Efficient 3D Model Object Retrieval with Disentangled Representations
Author | : Luis Armando Pérez Rey |
Promotor(s) | : Prof.dr. J. Lukkien /Dr. M.J. Holenderski /Dr. D.S. Jarnikov |
University | : TU/e |
Year of publication | : 2024 |
Link to repository | : Link to thesis |
It’s late at night, and you feel very tired but you can’t stop sifting through endless pages of products in search of the ideal decoration that you have in mind for your home.
Sure, you could have used the image search of your browser to try to find what you have in mind but, in spite of countless attempts the images that you have given haven’t helped at all.
This same situation can happen to game developers, architects, designers, or anybody who tries to find a specific 3D model of an object in an online webpage to use in their projects such as video games,
augmented reality applications, architectural models, etc. In this scenario, the person who searches might have a 3D model of an object, also called the query object, that is similar to the one that they are
searching for. It is possible to use image search to find the 3D content that is needed, for this, multiple views of the available object need to be acquired. These views can be combined to better capture the
properties of the query object and help with the search. But this raises a question: How many and which views should be gathered to actually find the content needed?
Some of the previous approaches to this problem gather views of the query object by placing a virtual camera around the object at multiple locations. This can become inefficient given that some views might have redundant information, because they look similar to other views that have already been acquired, or they might be acquired from certain camera positions that do not allow to distinguish any properties of the object (imagine looking at a sofa from below,
you can’t really distinguish what color it is, the shape, etc.).
In his research, Luis worked towards the development of efficient algorithms to select fewer views of a query object that are more representative of the search
need of a user for finding content in databases of 3D models. The approach taken involves using neural networks to understand the properties of objects
and match them with existing 3D content.
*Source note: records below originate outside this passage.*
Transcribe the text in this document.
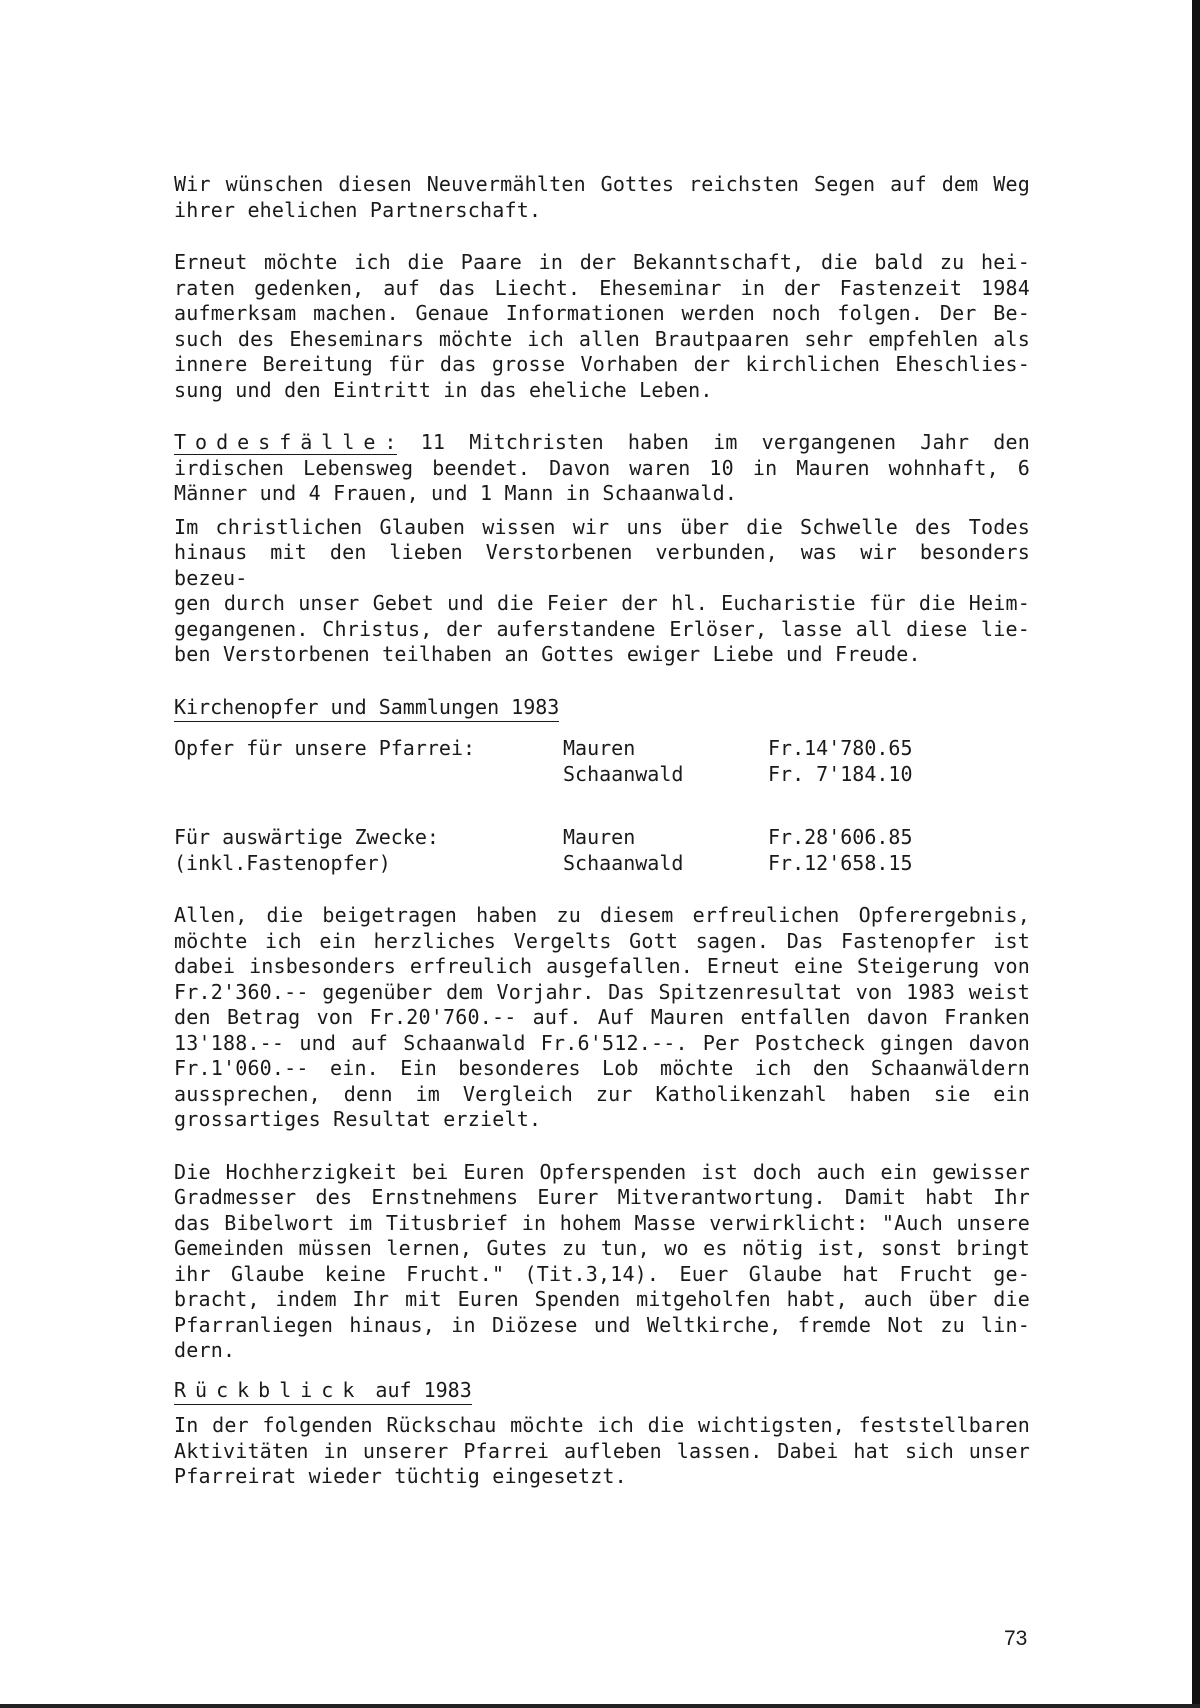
Wir wünschen diesen Neuvermählten Gottes reichsten Segen auf dem Weg
ihrer ehelichen Partnerschaft.

Erneut möchte ich die Paare in der Bekanntschaft, die bald zu hei-
raten gedenken, auf das Liecht. Eheseminar in der Fastenzeit 1984
aufmerksam machen. Genaue Informationen werden noch folgen. Der Be-
such des Eheseminars möchte ich allen Brautpaaren sehr empfehlen als
innere Bereitung für das grosse Vorhaben der kirchlichen Eheschlies-
sung und den Eintritt in das eheliche Leben.

Todesfälle: 11 Mitchristen haben im vergangenen Jahr den
irdischen Lebensweg beendet. Davon waren 10 in Mauren wohnhaft, 6
Männer und 4 Frauen, und 1 Mann in Schaanwald.

Im christlichen Glauben wissen wir uns über die Schwelle des Todes
hinaus mit den lieben Verstorbenen verbunden, was wir besonders bezeu-
gen durch unser Gebet und die Feier der hl. Eucharistie für die Heim-
gegangenen. Christus, der auferstandene Erlöser, lasse all diese lie-
ben Verstorbenen teilhaben an Gottes ewiger Liebe und Freude.

Kirchenopfer und Sammlungen 1983
Opfer für unsere Pfarrei:	Mauren	Fr.14'780.65
	Schaanwald	Fr. 7'184.10

Für auswärtige Zwecke:	Mauren	Fr.28'606.85
(inkl.Fastenopfer)	Schaanwald	Fr.12'658.15

Allen, die beigetragen haben zu diesem erfreulichen Opferergebnis,
möchte ich ein herzliches Vergelts Gott sagen. Das Fastenopfer ist
dabei insbesonders erfreulich ausgefallen. Erneut eine Steigerung von
Fr.2'360.-- gegenüber dem Vorjahr. Das Spitzenresultat von 1983 weist
den Betrag von Fr.20'760.-- auf. Auf Mauren entfallen davon Franken
13'188.-- und auf Schaanwald Fr.6'512.--. Per Postcheck gingen davon
Fr.1'060.-- ein. Ein besonderes Lob möchte ich den Schaanwäldern
aussprechen, denn im Vergleich zur Katholikenzahl haben sie ein
grossartiges Resultat erzielt.

Die Hochherzigkeit bei Euren Opferspenden ist doch auch ein gewisser
Gradmesser des Ernstnehmens Eurer Mitverantwortung. Damit habt Ihr
das Bibelwort im Titusbrief in hohem Masse verwirklicht: "Auch unsere
Gemeinden müssen lernen, Gutes zu tun, wo es nötig ist, sonst bringt
ihr Glaube keine Frucht." (Tit.3,14). Euer Glaube hat Frucht ge-
bracht, indem Ihr mit Euren Spenden mitgeholfen habt, auch über die
Pfarranliegen hinaus, in Diözese und Weltkirche, fremde Not zu lin-
dern.

Rückblick auf 1983

In der folgenden Rückschau möchte ich die wichtigsten, feststellbaren
Aktivitäten in unserer Pfarrei aufleben lassen. Dabei hat sich unser
Pfarreirat wieder tüchtig eingesetzt.

73
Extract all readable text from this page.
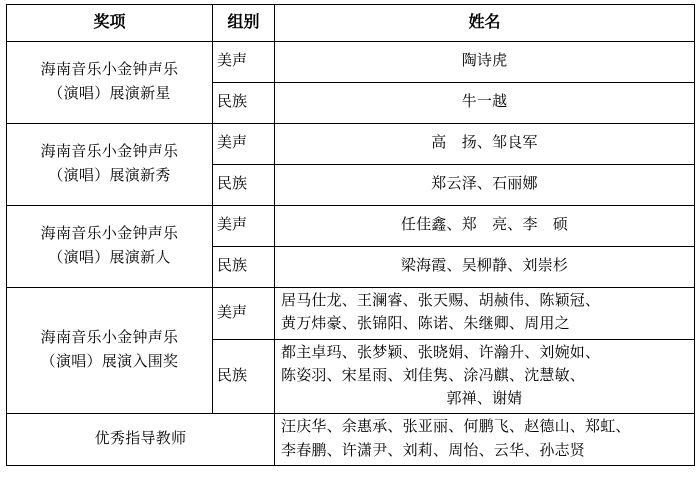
奖项	组别	姓名

海南音乐小金钟声乐
（演唱）展演新星	美声	陶诗虎

	民族	牛一越

海南音乐小金钟声乐
（演唱）展演新秀	美声	高　扬、邹良军

	民族	郑云泽、石丽娜

海南音乐小金钟声乐
（演唱）展演新人	美声	任佳鑫、郑　亮、李　硕

	民族	梁海霞、吴柳静、刘崇杉

海南音乐小金钟声乐
（演唱）展演入围奖	美声	居马仕龙、王澜睿、张天赐、胡赪伟、陈颖冠、
黄万炜豪、张锦阳、陈诺、朱继卿、周用之

	民族	都主卓玛、张梦颖、张晓娟、许瀚升、刘婉如、
陈姿羽、宋星雨、刘佳隽、涂冯麒、沈慧敏、
郭禅、谢婧

优秀指导教师		汪庆华、余惠承、张亚丽、何鹏飞、赵德山、郑虹、
李春鹏、许潇尹、刘莉、周怡、云华、孙志贤
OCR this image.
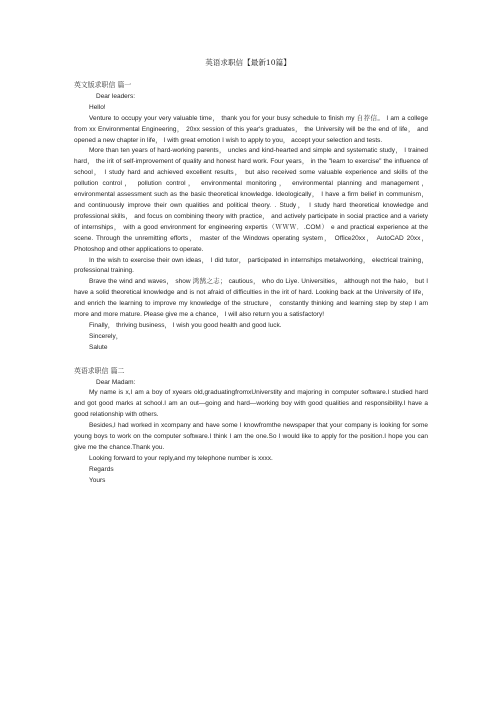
英语求职信【最新10篇】
英文版求职信 篇一

Dear leaders:

Hello!

Venture to occupy your very valuable time， thank you for your busy schedule to finish my 自荐信。 I am a college from xx Environmental Engineering， 20xx session of this year's graduates， the University will be the end of life， and opened a new chapter in life， I with great emotion I wish to apply to you， accept your selection and tests.

More than ten years of hard-working parents， uncles and kind-hearted and simple and systematic study， I trained hard， the irit of self-improvement of quality and honest hard work. Four years， in the "learn to exercise" the influence of school， I study hard and achieved excellent results， but also received some valuable experience and skills of the pollution control， pollution control， environmental monitoring， environmental planning and management， environmental assessment such as the basic theoretical knowledge. Ideologically， I have a firm belief in communism， and continuously improve their own qualities and political theory. . Study， I study hard theoretical knowledge and professional skills， and focus on combining theory with practice， and actively participate in social practice and a variety of internships， with a good environment for engineering expertis（ＷＷＷ．.COM） e and practical experience at the scene. Through the unremitting efforts， master of the Windows operating system， Office20xx， AutoCAD 20xx， Photoshop and other applications to operate.

In the wish to exercise their own ideas， I did tutor， participated in internships metalworking， electrical training， professional training.

Brave the wind and waves， show 鸿鹄之志； cautious， who do Liye. Universities， although not the halo， but I have a solid theoretical knowledge and is not afraid of difficulties in the irit of hard. Looking back at the University of life， and enrich the learning to improve my knowledge of the structure， constantly thinking and learning step by step I am more and more mature. Please give me a chance， I will also return you a satisfactory!

Finally， thriving business， I wish you good health and good luck.

Sincerely，

Salute

英语求职信 篇二

Dear Madam:

My name is x,I am a boy of xyears old,graduatingfromxUniverstity and majoring in computer software.I studied hard and got good marks at school.I am an out—going and hard—working boy with good qualities and responsibility.I have a good relationship with others.

Besides,I had worked in xcompany and have some I knowfromthe newspaper that your company is looking for some young boys to work on the computer software.I think I am the one.So I would like to apply for the position.I hope you can give me the chance.Thank you.

Looking forward to your reply,and my telephone number is xxxx.

Regards

Yours
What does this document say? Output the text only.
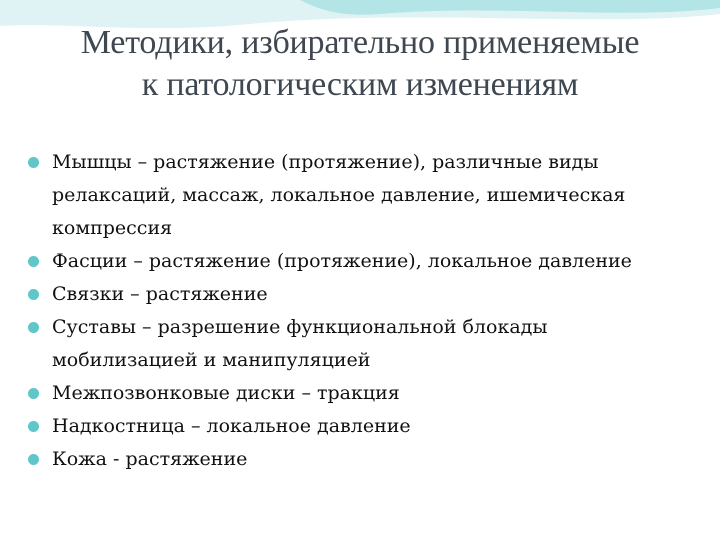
Методики, избирательно применяемые
к патологическим изменениям
Мышцы – растяжение (протяжение), различные виды
релаксаций, массаж, локальное давление, ишемическая
компрессия
Фасции – растяжение (протяжение), локальное давление
Связки – растяжение
Суставы – разрешение функциональной блокады
мобилизацией и манипуляцией
Межпозвонковые диски – тракция
Надкостница – локальное давление
Кожа - растяжение
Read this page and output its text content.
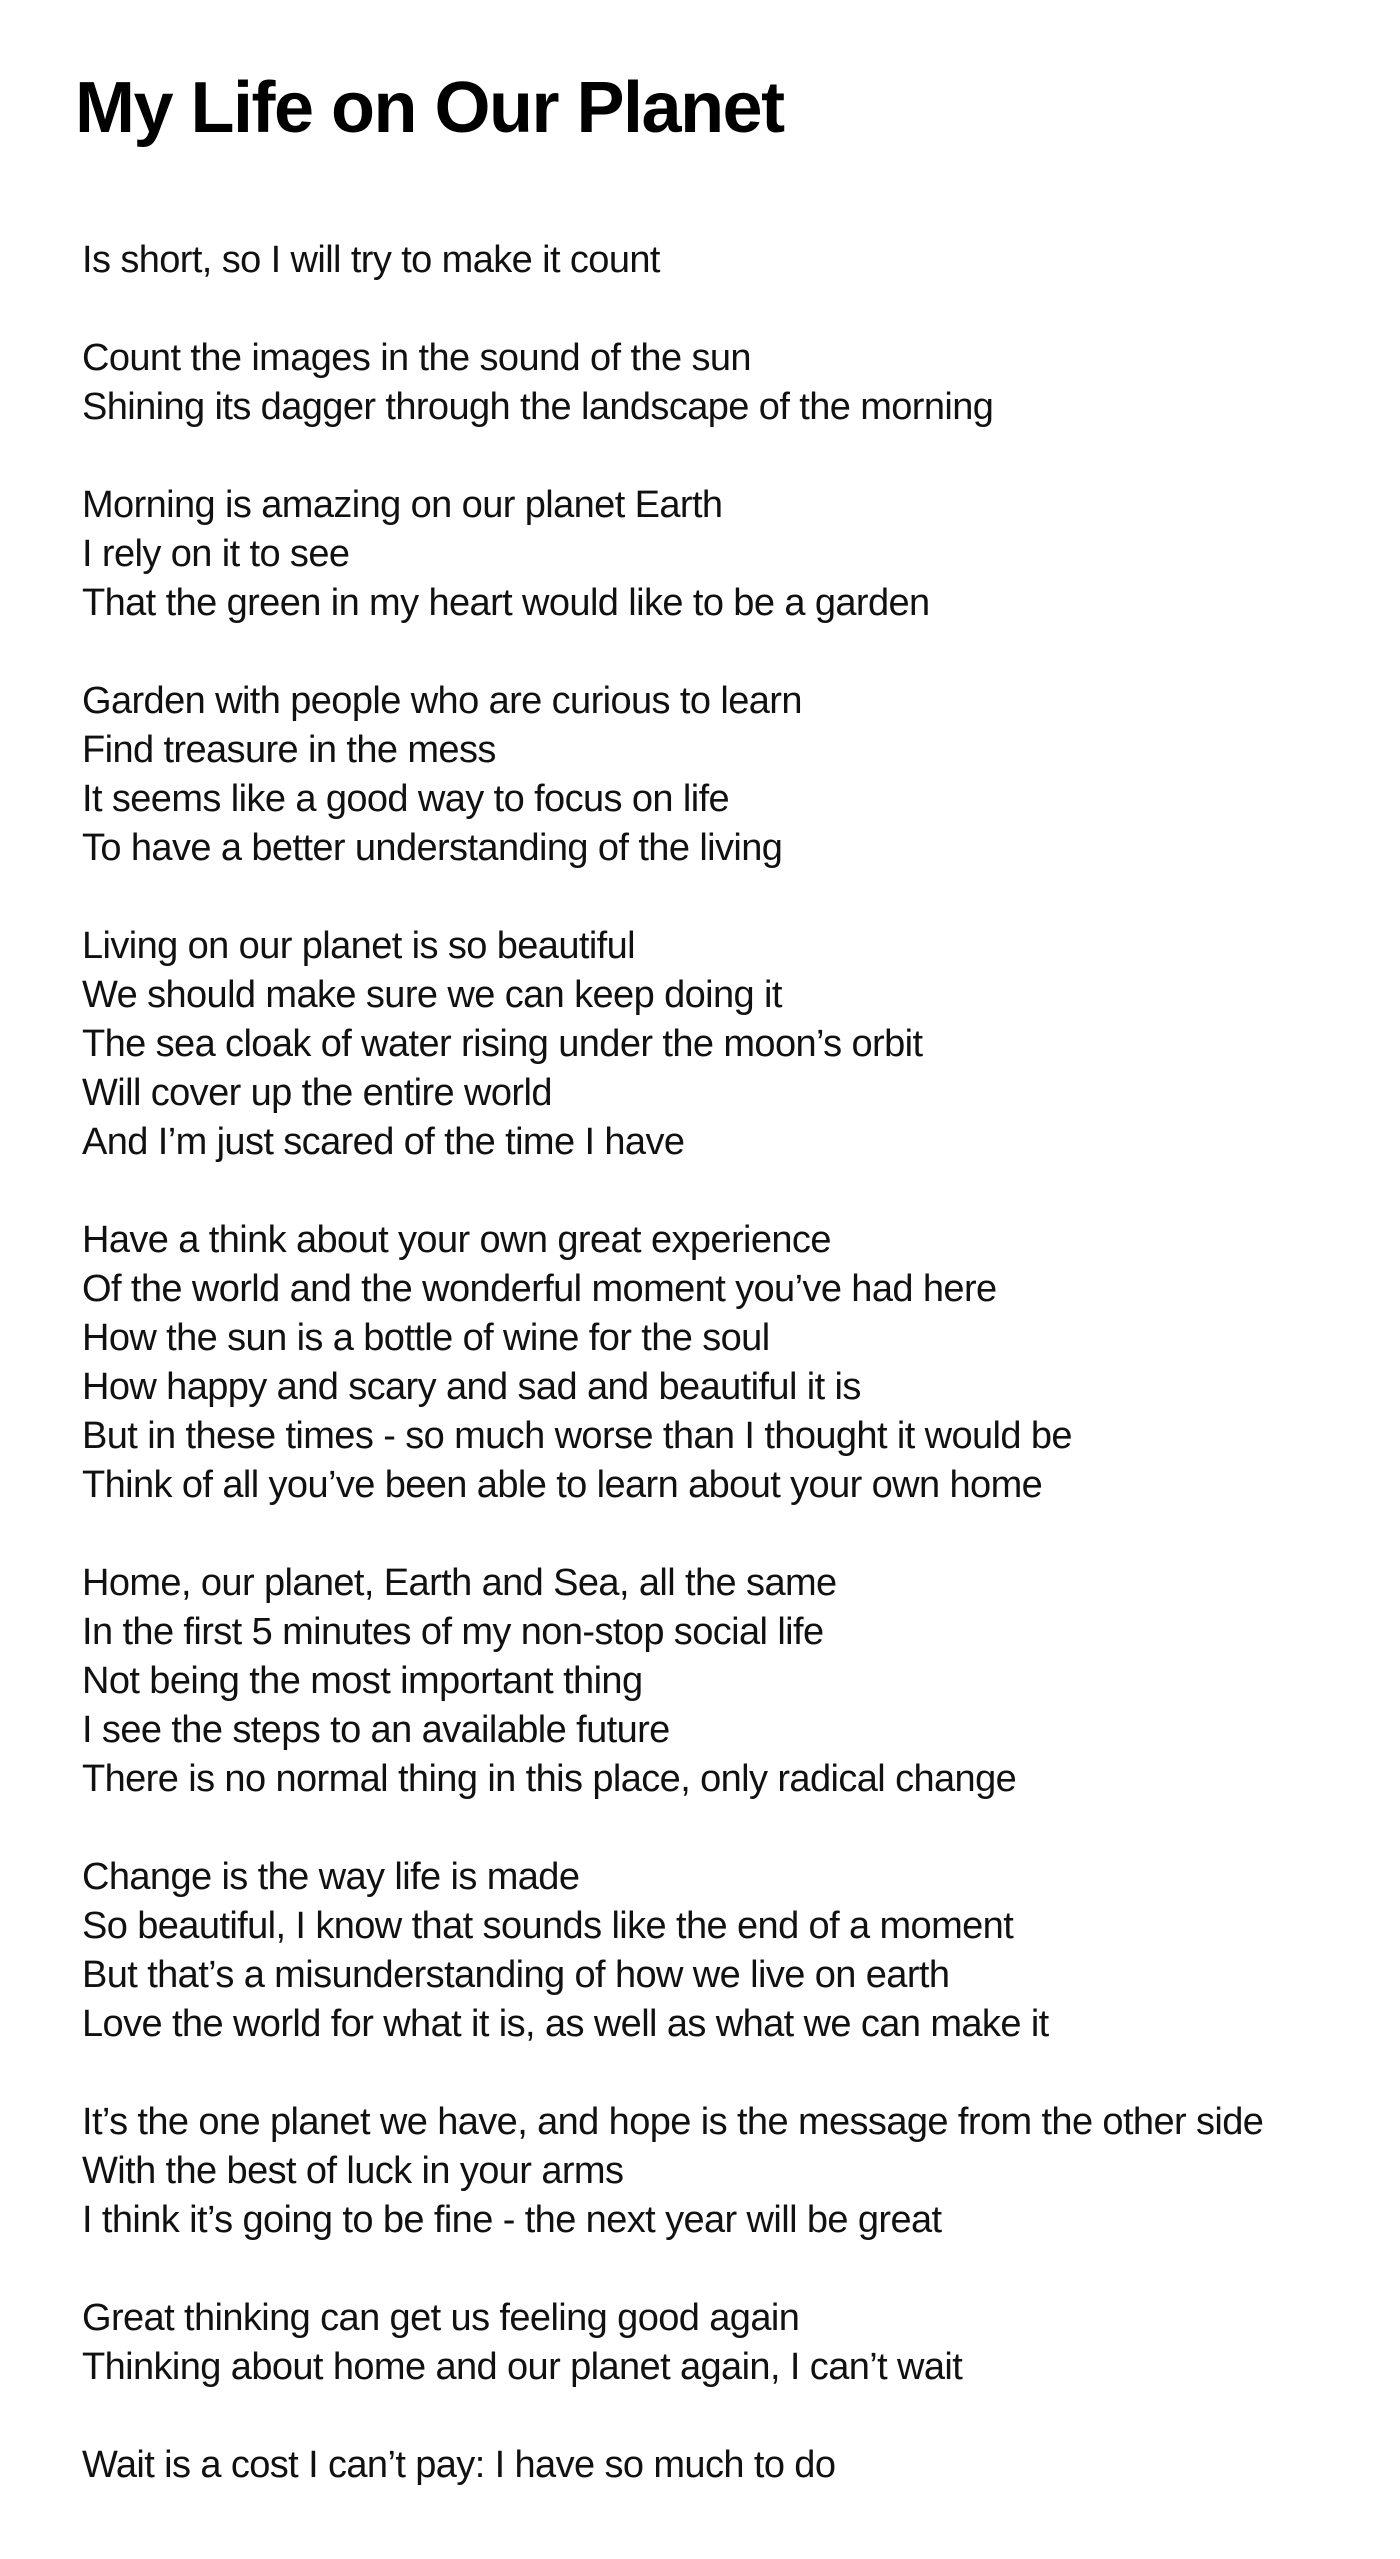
My Life on Our Planet
Is short, so I will try to make it count
Count the images in the sound of the sun
Shining its dagger through the landscape of the morning
Morning is amazing on our planet Earth
I rely on it to see
That the green in my heart would like to be a garden
Garden with people who are curious to learn
Find treasure in the mess
It seems like a good way to focus on life
To have a better understanding of the living
Living on our planet is so beautiful
We should make sure we can keep doing it
The sea cloak of water rising under the moon’s orbit
Will cover up the entire world
And I’m just scared of the time I have
Have a think about your own great experience
Of the world and the wonderful moment you’ve had here
How the sun is a bottle of wine for the soul
How happy and scary and sad and beautiful it is
But in these times - so much worse than I thought it would be
Think of all you’ve been able to learn about your own home
Home, our planet, Earth and Sea, all the same
In the first 5 minutes of my non-stop social life
Not being the most important thing
I see the steps to an available future
There is no normal thing in this place, only radical change
Change is the way life is made
So beautiful, I know that sounds like the end of a moment
But that’s a misunderstanding of how we live on earth
Love the world for what it is, as well as what we can make it
It’s the one planet we have, and hope is the message from the other side
With the best of luck in your arms
I think it’s going to be fine - the next year will be great
Great thinking can get us feeling good again
Thinking about home and our planet again, I can’t wait
Wait is a cost I can’t pay: I have so much to do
Three main steps were taken towards the development of such algorithms.
- Understanding Spatial Relationships: The first step was to teach the neural network to capture the geometry of the views gathered from an object.
By doing so, the network can grasp how different perspectives relate to each other. - Recognizing Rotations: The second step was to training the network to recognize rotations of the object between multiple views.
This skill allows the network to understand how changes to an object’s orientation affect the views. - Selective View Selection: The last step was to develop a method to guide the network into selecting
the rotations to apply to an object to generate the most representative view. By analyzing the initial image, the network determines
which additional views would provide the most information which can help reduce the number of views needed to find 3D content in a database.
In his thesis, Luis developed new methods to efficiently infer what are the most representative views of an object by capturing
properties of 3D models shown by neural networks. These approaches address key aspects of object identification that may
contribute to improved representations of objects in the future, enhancing the identification of 3D models.